Adapun hasil wawancara tentang Gus Dur (NU) dengan TGKH. Abdul Aziz Sukarnawadi (Pendiri Perwakilan Khusus Nahdhatul Wathan/ PWK-NW), Mesir. Beliau adalah kandidat Master The American Open University, in Cairo. Beliau seorang intlektual muda dan kiai ternama, penulis buku “Sabda Sufistik”, lahir di Saudi Arabia, dan pernah dianugerahi shalat di dalam Kakbah, karena termasuk pelajar yang berprestasi.

Gus Dur di Mata Tuan Guru KH. Abdul Aziz Sukarnawadi, Pendiri PWK-Nahdlatul Wathan:

Sosok Gus Dur, Pendekar Bangsa yang Agamis

Gus Dur sebagai anak kandung tokoh besar Nahdlatul Ulama (NU), KH. Abdul Wahid Hasyim. Dalam tulisan tinta sejarah, Kyai Wahid banyak sekali memberikan ide-ide brilian, diantaranya “menghapus tujuh kata dalam piagam Jakarta”, bersama KH. Bagus Hadi Kusumo dari Muhammadiyah yang berisi kewajiban menjalankan syariat Islam bagi para pemeluknya.

Di sini jelas, bahwasanya bapak Gus Dur sebagai mantan Menteri Agama di era 40-an, sudah menggulirkan sumbangsih yang sangat bermanfaat bagi bangsa ini, karena Indonesia adalah negara Islam secara substansial namun nasionalis secara formal. Dari keberanian KH. Wahid Hasyim, banyak pihak yang tidak menyukainya. Sehingga tak heran bila beliau meninggal karena diakibatkan kecelakaan, yang diduga akibat ulah musuh-musuh politiknya untuk melenyapkannya.

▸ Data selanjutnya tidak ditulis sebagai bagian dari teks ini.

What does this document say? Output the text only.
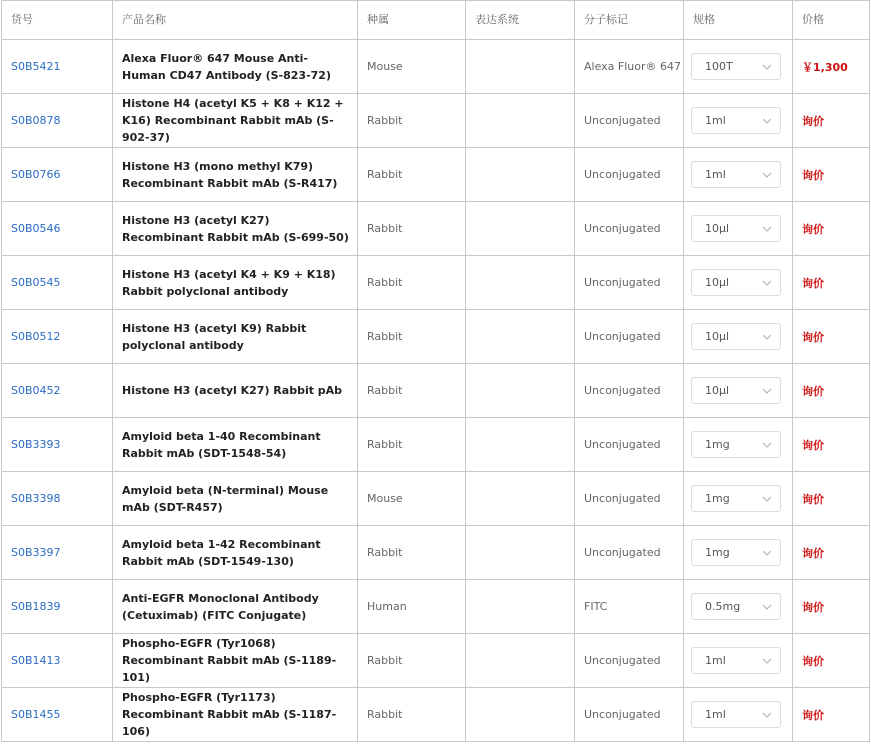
货号	产品名称	种属	表达系统	分子标记	规格	价格
S0B5421	Alexa Fluor® 647 Mouse Anti-Human CD47 Antibody (S-823-72)	Mouse		Alexa Fluor® 647	100T	￥1,300
S0B0878	Histone H4 (acetyl K5 + K8 + K12 + K16) Recombinant Rabbit mAb (S-902-37)	Rabbit		Unconjugated	1ml	询价
S0B0766	Histone H3 (mono methyl K79) Recombinant Rabbit mAb (S-R417)	Rabbit		Unconjugated	1ml	询价
S0B0546	Histone H3 (acetyl K27) Recombinant Rabbit mAb (S-699-50)	Rabbit		Unconjugated	10μl	询价
S0B0545	Histone H3 (acetyl K4 + K9 + K18) Rabbit polyclonal antibody	Rabbit		Unconjugated	10μl	询价
S0B0512	Histone H3 (acetyl K9) Rabbit polyclonal antibody	Rabbit		Unconjugated	10μl	询价
S0B0452	Histone H3 (acetyl K27) Rabbit pAb	Rabbit		Unconjugated	10μl	询价
S0B3393	Amyloid beta 1-40 Recombinant Rabbit mAb (SDT-1548-54)	Rabbit		Unconjugated	1mg	询价
S0B3398	Amyloid beta (N-terminal) Mouse mAb (SDT-R457)	Mouse		Unconjugated	1mg	询价
S0B3397	Amyloid beta 1-42 Recombinant Rabbit mAb (SDT-1549-130)	Rabbit		Unconjugated	1mg	询价
S0B1839	Anti-EGFR Monoclonal Antibody (Cetuximab) (FITC Conjugate)	Human		FITC	0.5mg	询价
S0B1413	Phospho-EGFR (Tyr1068) Recombinant Rabbit mAb (S-1189-101)	Rabbit		Unconjugated	1ml	询价
S0B1455	Phospho-EGFR (Tyr1173) Recombinant Rabbit mAb (S-1187-106)	Rabbit		Unconjugated	1ml	询价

Dari silsilah kakeknya, Hadhratus Syaikh KH. Hasim Asy’ari, seorang tokoh kharismatik sepanjang sejarah Nahdlatul Ulama yang mampu mengumpulkan kiyai-kiyai untuk menyelamatkan nasionalisme bangsa ini, tanpa meninggalkan tradisi dan ideologi sebagai seorang muslim dan kiyai kharismatik. Tak heran, bila Bung Karno dan Bung Tomo sering meminta petunjuk dari beliau sebelum melangkah mewarnai hitam putih bangsa Indonesia. Peristiwa 10 November yang dijadikan sebagai hari pahlawan, sebenarnya berawal dari tradisi memperingati jasa para pahlawan yang ada dalam NU setiap tahun, atau yang disebut dengan haul.

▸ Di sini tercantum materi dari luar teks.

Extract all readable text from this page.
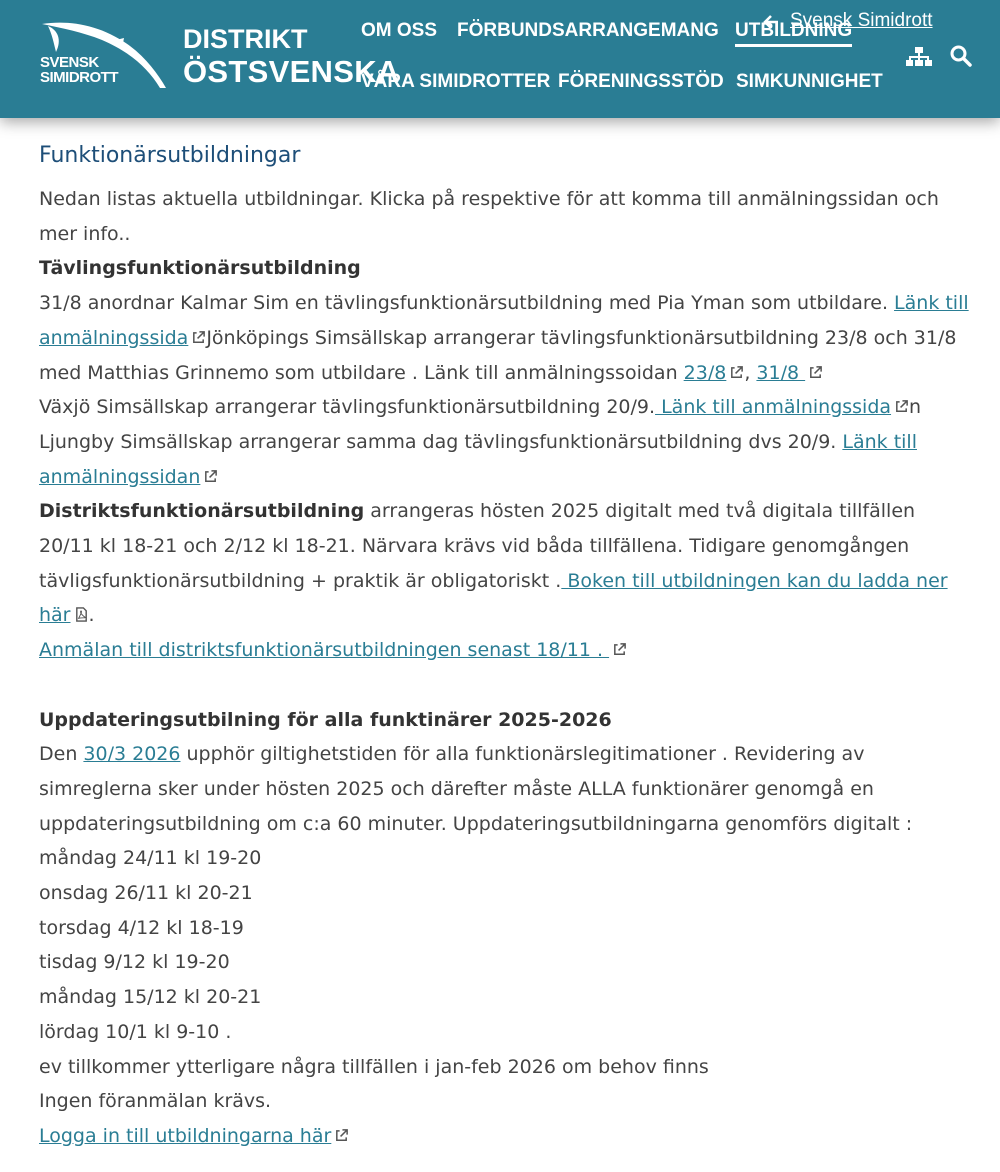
SVENSK
SIMIDROTT
DISTRIKT
ÖSTSVENSKA
OM OSS FÖRBUNDSARRANGEMANG UTBILDNING
VÅRA SIMIDROTTER FÖRENINGSSTÖD SIMKUNNIGHET
Svensk Simidrott
Funktionärsutbildningar

Nedan listas aktuella utbildningar. Klicka på respektive för att komma till anmälningssidan och mer info..

Tävlingsfunktionärsutbildning

31/8 anordnar Kalmar Sim en tävlingsfunktionärsutbildning med Pia Yman som utbildare. Länk till anmälningssida Jönköpings Simsällskap arrangerar tävlingsfunktionärsutbildning 23/8 och 31/8 med Matthias Grinnemo som utbildare . Länk till anmälningssoidan 23/8 , 31/8

Växjö Simsällskap arrangerar tävlingsfunktionärsutbildning 20/9. Länk till anmälningssida n Ljungby Simsällskap arrangerar samma dag tävlingsfunktionärsutbildning dvs 20/9. Länk till anmälningssidan

Distriktsfunktionärsutbildning arrangeras hösten 2025 digitalt med två digitala tillfällen 20/11 kl 18-21 och 2/12 kl 18-21. Närvara krävs vid båda tillfällena. Tidigare genomgången tävligsfunktionärsutbildning + praktik är obligatoriskt . Boken till utbildningen kan du ladda ner här .

Anmälan till distriktsfunktionärsutbildningen senast 18/11 .

Uppdateringsutbilning för alla funktinärer 2025-2026

Den 30/3 2026 upphör giltighetstiden för alla funktionärslegitimationer . Revidering av simreglerna sker under hösten 2025 och därefter måste ALLA funktionärer genomgå en uppdateringsutbildning om c:a 60 minuter. Uppdateringsutbildningarna genomförs digitalt :

måndag 24/11 kl 19-20

onsdag 26/11 kl 20-21

torsdag 4/12 kl 18-19

tisdag 9/12 kl 19-20

måndag 15/12 kl 20-21

lördag 10/1 kl 9-10 .

ev tillkommer ytterligare några tillfällen i jan-feb 2026 om behov finns

Ingen föranmälan krävs.

Logga in till utbildningarna här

Apabila ditarik ke belakang, Gus Dur adalah cucu dari Syaikh Abdurrahman Basyaiban alias Sultan Hadiwijaya yang menyelamatkan pertikaian kerajaan Demak dari politisasi agama. Anda jangan heran, tatkala semasa hidupnya, Gus Dur sering mengunjungi makam Sang Joko Tingkir ini, di Pringgoboyo, Lamongan. Seorang datuk yang merupakan seorang ulama sekaligus pahlawan nasional.

Dari beberapa hal yang saya sebutkan di atas, Gus Dur memiliki darah pendekar bangsa, yang diimbangi dengan nuansa keagamaan yang kental. Seperti nama kecilnya, Abdurrahman Addakhil; seorang penakluk, yang mendobrak bangsa ini dari keterbelakangan. Jadi, bila dirunut dari darah birunya, dan kapabilitas intelektualnya, Gus Dur adalah tokoh segala-galanya.

Sumbangsih Gus Dur bagi Bangsa

Ibarat sebuah bangunan, Indonesia memerlukan banyak pasak atau sokoguru. Maka, saya memposisikan Gus Dur sebagai salah satu pasak negara ini. Mengapa? Coba Anda perhatikan, ormas Nahdlatul Ulama adalah sebuah organisasi yang identik dengan tradisionalisme, kaum sarungan, dan orang-orang ndeso. Tapi, setelah Gus Dur menjadi pemimpin Nahdlatul Ulama, eksistensi NU tidak hanya memberikan sisi progresif bagi bangsa Indonesia.